The comparison to d-amphetamine was from a different study, so while interesting, drawing statistical conclusions in this context is highly questionable. Also, it seems subjective reporting of “good feelings” is higher for normal doses, and only lower than baseline for the 450 mg. Not surprising, most people would feel weird after having 4.5 cups of coffee back-to-back. Since that is not the ideal dose, the “Decrease” assessment seems inappropriate.
The second article reporting that marijuana decreases relaxation was Regional Cerebral Blood Flow After Marijuana Smoking. The article says:
Tension and anger (as measured by the Profile of Mood States) showed significant increases after marijuana but not after the placebo (drug/placebo by time; tension, F = 2.38, P < 0.032; anger, F = 2.42, p < 0.029). Figure 4 presents the results of analysis of ratings of intoxication. A significant drug/placebo-by-time effect was indicated (F = 18.68, P “’” 0.001). The ratings changed in a pattern consistent with dose of THC, but there was little difference between the two doses.

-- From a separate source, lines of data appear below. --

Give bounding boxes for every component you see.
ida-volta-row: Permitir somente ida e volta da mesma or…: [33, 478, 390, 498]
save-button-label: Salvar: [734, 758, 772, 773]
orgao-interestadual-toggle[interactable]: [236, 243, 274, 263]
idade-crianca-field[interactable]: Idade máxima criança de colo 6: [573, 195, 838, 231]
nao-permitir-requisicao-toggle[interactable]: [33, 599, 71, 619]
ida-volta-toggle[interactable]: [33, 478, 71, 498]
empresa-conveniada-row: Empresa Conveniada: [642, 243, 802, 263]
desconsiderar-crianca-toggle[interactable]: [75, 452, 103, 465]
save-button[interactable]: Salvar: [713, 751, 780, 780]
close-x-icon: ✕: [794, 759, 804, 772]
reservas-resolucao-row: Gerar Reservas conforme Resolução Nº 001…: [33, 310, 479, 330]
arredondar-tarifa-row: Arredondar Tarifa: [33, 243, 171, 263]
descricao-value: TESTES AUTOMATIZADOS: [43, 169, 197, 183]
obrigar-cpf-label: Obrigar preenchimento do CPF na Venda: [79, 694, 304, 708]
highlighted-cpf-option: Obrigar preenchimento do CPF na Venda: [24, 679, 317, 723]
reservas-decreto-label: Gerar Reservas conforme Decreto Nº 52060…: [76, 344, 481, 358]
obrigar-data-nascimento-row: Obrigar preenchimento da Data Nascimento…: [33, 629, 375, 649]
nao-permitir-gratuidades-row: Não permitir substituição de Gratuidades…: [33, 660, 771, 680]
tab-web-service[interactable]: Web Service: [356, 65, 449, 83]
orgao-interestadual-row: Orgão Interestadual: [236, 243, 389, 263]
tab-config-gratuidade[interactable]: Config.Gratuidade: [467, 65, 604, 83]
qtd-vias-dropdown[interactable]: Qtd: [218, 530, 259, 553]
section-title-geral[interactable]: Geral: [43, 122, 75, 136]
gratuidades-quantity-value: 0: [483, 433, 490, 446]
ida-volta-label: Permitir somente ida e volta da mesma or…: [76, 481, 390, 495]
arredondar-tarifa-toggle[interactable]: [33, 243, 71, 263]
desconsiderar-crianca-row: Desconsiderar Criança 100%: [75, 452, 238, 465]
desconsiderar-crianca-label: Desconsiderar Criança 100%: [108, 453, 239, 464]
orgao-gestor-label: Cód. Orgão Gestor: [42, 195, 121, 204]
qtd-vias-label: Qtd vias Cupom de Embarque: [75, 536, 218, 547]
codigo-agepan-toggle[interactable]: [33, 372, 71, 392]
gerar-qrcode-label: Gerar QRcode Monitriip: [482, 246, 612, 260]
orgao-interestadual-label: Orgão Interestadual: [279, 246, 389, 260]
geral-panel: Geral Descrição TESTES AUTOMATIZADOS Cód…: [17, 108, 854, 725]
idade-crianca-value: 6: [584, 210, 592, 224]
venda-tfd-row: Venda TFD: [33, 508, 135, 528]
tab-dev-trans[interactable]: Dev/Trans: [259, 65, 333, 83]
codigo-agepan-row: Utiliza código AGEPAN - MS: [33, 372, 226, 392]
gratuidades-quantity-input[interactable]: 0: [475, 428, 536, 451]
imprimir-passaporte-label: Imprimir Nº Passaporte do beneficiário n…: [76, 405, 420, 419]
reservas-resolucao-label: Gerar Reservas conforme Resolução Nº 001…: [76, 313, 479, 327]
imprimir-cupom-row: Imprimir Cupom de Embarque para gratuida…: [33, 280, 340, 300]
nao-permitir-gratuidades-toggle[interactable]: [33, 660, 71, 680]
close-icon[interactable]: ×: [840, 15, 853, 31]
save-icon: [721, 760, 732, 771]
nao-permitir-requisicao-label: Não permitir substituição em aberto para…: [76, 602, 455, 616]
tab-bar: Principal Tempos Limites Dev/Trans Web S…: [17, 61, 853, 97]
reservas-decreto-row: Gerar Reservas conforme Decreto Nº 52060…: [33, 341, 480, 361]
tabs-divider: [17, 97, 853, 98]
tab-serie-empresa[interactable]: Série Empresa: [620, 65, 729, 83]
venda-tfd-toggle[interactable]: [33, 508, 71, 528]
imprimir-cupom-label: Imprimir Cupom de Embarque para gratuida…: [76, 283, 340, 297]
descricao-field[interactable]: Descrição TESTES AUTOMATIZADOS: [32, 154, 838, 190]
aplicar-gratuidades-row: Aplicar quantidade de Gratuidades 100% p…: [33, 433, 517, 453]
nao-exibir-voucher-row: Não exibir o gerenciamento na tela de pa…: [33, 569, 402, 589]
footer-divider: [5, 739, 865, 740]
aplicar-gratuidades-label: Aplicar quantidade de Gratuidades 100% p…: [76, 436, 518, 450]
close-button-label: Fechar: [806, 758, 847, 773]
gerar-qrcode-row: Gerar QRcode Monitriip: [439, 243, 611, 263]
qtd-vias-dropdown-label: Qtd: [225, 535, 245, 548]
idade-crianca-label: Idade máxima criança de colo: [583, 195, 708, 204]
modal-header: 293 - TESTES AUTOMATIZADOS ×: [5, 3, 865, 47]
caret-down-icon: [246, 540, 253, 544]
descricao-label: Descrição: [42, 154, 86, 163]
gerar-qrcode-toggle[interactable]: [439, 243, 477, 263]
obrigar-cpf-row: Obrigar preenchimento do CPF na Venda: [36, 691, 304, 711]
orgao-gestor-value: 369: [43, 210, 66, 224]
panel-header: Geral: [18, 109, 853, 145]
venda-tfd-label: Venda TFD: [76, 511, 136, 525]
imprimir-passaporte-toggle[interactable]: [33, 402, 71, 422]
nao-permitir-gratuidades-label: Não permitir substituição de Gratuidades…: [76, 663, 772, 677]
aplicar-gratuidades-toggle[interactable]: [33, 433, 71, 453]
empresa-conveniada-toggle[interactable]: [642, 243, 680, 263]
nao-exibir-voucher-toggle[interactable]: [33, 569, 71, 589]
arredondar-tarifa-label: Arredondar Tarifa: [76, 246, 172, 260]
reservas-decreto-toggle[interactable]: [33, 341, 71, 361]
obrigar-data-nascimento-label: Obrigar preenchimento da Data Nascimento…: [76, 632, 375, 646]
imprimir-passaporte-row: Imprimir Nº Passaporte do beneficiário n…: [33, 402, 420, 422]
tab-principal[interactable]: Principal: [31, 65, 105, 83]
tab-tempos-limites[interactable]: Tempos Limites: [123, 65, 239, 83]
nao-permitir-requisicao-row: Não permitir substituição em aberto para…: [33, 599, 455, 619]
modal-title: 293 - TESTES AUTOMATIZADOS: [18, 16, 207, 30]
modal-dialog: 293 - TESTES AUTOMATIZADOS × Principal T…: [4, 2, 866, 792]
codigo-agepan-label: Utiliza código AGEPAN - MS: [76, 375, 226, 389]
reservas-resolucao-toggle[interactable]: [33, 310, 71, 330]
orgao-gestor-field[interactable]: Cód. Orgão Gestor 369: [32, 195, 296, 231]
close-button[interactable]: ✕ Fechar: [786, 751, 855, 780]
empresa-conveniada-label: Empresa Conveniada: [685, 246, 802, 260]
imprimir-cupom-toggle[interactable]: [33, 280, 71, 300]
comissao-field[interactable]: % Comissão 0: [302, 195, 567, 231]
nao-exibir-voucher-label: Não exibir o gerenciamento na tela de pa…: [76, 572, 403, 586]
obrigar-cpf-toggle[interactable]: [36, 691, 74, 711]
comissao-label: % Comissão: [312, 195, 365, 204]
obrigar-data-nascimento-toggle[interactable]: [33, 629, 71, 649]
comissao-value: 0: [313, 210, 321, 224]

I don’t know what this “Profile of mood states” is, but the F-test statistics look sound. So marijuana makes you “angry”? What do other studies say about marijuana?
source_data %>%
filter(input == "Marijuana") %>%
select(outcome, effect, design) %>%
unique## # A tibble: 7 x 3
## outcome effect design
## <chr> <chr> <chr>
## 1 Attention None Double blind
## 2 Cognition None Double blind
## 3 Memory None Double blind
## 4 Working Memory None Double blind
## 5 Irritability None Cohort
## 6 Irritability None Double blind
## 7 Relaxation Decrease Double blind
Looks like there isn’t much going on with marijuana anyway. It makes sense that until what was recently an illegal street drug would be under-studied. Probably would have similar results for LSD and others.